Undergraduate Blog / Defining Your Babson


This post was written by undergraduate student Lauren Garey ‘12. Read more on Lauren’s own blog: http://www.travbuddy.com/lgarey/blogs

Today marks our 10th day in St Petersburg. How many more days do we need to make the mental transition from tourist to resident? As I walk the familiar streets, I find myself regarded as a ‘regular’ at a local restaurant, and know the employees’ names at my favorite café; I feel like a resident. When I speak, or should I say butcher, my limited Russian words, cannot find where I am on a map, or struggle to understand Dollar values in Rubles, I am reminded of my status as a tourist. Can there ever be a balance between the two? Here we are immersing ourselves in the culture, eager to fit in, but in a certain sense, looking forward to standing out as well. How does one refer to this well-intentioned traveler?
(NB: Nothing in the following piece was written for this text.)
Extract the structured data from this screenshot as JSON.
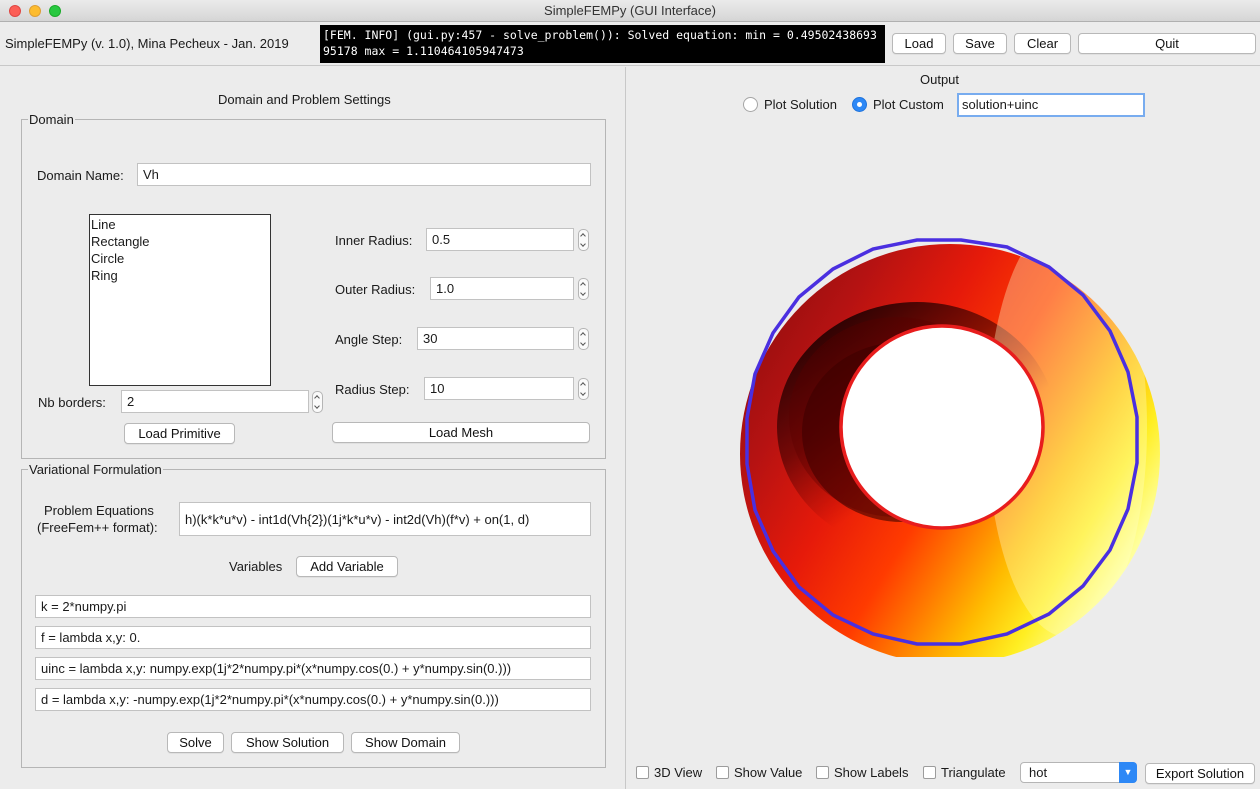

Let’s call it a “resourist,” not quite a resident, but not just a tourist.

This made-up word sounds strikingly similar to the word ‘resources.’ Therefore (just to praise myself a bit), I think this word was aptly created because our BRIC group comprises of some of the most resourceful students and teachers I know. In regard to the little things, my companions and I have already started compiling lists of useful Russian words, downloading applications to assist with speaking properly, and even one of us has started researching and memorizing pick-up lines in Russian! On a larger scale, everyone has been coordinating their own day trips, organizing taxis, and trying new Russian cuisine at various restaurants all over the city.

This past weekend we took a day trip to Moscow in order to experience Russian culture in a different context. Although tired from the overnight train ride, everyone eagerly and optimistically trekked around sight-seeing and taking pictures. We toured the Kremlin, St Basil’s Cathedral, the Goom, and Moscow State University. We were fortunate enough to visit in the midst of Moscow’s music festival week. As a result, we saw a plethora of traditional Russian dancers, soldiers singing, and believe it or not, modern break dancers!

As I approached the stage on Arbat Street, following the sounds of the loud music, I saw several students from our group already watching, swaying back and forth with their arms strewn around each others’ shoulders. I think that this perfectly depicts the feeling of closeness that has already developed within the group in just over one week. We are all very different people who are here for unique reasons; however, it is always nice to stop and take a moment to remember that in the end, we are all just resourists.